Plaza Bank v. Green Family Trust, 2011 U.S. Dist. LEXIS 141044, *15-16 (D. Nev. Dec. 7, 2011) (emphasis added).  In the instant case, while Plaintiff argues that the Order of Dismissal with prejudice had the effect of extinguishing the underlying debt, Plaintiff provides no controlling authority to support that argument. Thus, the Court is persuaded for the reasons set forth by TMCC that the Order of Dismissal does not preclude it from reporting a charged off debt, and does not require it to report a $0 balance. For those reasons, even accepting all of Plaintiff’s alleged facts as true, Plaintiff’s claim against TMCC must be dismissed with prejudice.

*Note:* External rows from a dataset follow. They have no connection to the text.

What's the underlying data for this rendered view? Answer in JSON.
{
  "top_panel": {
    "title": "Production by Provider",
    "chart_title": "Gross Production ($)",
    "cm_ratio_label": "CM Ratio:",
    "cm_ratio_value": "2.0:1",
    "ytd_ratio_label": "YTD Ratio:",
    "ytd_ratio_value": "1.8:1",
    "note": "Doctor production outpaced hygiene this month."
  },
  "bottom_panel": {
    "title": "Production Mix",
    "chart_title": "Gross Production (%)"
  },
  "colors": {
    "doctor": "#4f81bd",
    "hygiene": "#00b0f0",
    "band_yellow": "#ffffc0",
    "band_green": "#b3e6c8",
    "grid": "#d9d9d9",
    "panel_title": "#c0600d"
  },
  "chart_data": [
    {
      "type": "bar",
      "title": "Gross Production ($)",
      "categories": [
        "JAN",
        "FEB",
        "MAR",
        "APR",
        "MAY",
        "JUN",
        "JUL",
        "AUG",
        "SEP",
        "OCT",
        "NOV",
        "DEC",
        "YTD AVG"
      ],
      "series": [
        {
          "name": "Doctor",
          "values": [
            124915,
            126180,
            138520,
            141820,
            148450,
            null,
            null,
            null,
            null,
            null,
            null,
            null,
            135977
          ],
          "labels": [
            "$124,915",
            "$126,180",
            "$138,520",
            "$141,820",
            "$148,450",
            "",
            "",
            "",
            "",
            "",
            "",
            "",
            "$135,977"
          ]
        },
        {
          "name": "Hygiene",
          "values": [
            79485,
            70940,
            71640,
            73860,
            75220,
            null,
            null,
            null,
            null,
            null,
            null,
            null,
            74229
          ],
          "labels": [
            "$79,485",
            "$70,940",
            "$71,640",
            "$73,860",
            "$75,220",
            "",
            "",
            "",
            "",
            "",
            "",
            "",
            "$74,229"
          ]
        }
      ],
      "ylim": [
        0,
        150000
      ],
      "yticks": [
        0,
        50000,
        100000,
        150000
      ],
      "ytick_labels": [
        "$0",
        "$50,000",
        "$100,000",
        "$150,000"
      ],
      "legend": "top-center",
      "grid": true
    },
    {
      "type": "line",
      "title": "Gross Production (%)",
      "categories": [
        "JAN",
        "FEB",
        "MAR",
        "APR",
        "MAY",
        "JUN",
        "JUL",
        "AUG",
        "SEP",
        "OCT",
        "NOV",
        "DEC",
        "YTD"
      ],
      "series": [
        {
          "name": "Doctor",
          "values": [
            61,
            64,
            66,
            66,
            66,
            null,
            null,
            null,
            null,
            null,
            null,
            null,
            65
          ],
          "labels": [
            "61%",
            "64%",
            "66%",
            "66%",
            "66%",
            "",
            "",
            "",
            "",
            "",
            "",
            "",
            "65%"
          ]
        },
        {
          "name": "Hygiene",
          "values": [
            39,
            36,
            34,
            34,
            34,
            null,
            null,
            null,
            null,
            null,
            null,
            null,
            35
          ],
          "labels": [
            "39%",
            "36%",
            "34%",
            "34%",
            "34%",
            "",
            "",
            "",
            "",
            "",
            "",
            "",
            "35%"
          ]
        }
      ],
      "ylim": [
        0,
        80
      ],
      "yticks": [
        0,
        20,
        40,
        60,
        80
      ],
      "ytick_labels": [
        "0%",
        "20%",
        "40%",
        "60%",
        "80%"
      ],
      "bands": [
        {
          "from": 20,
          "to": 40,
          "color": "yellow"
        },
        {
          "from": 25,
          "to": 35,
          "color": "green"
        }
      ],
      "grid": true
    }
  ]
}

4. Effect of Settlement Agreement Plaintiff also argues that Defendant’s motion must be denied because the intent and effect of a global settlement agreement in the state court actions had the effect of extinguishing her debt. Dkt. #29 at 14-17. The Court does not consider this argument. First, Plaintiff did not raise such a claim in her Complaint. Nowhere does she even mention the Settlement Agreement. See Dkt. #1-1 at ¶ ¶ 4.1-4.23. Further, to consider the argument, the Court would be required to examine documents extrinsic to the Complaint and of which it could not take judicial notice. This would require the Court to convert the motion to one for summary judgment. Because the claim was not raised in the Complaint, the Court finds no basis to convert the motion or consider the documents provided by Plaintiff at this time. . . .However, given Plaintiff’s argument in response to the instant motion regarding the effect of the Settlement Agreement, which is not a basis of the claims set forth in the current Complaint, Plaintiff shall have the opportunity to correct those deficiencies should she believe she can do so, through the filing of an Amended Complaint.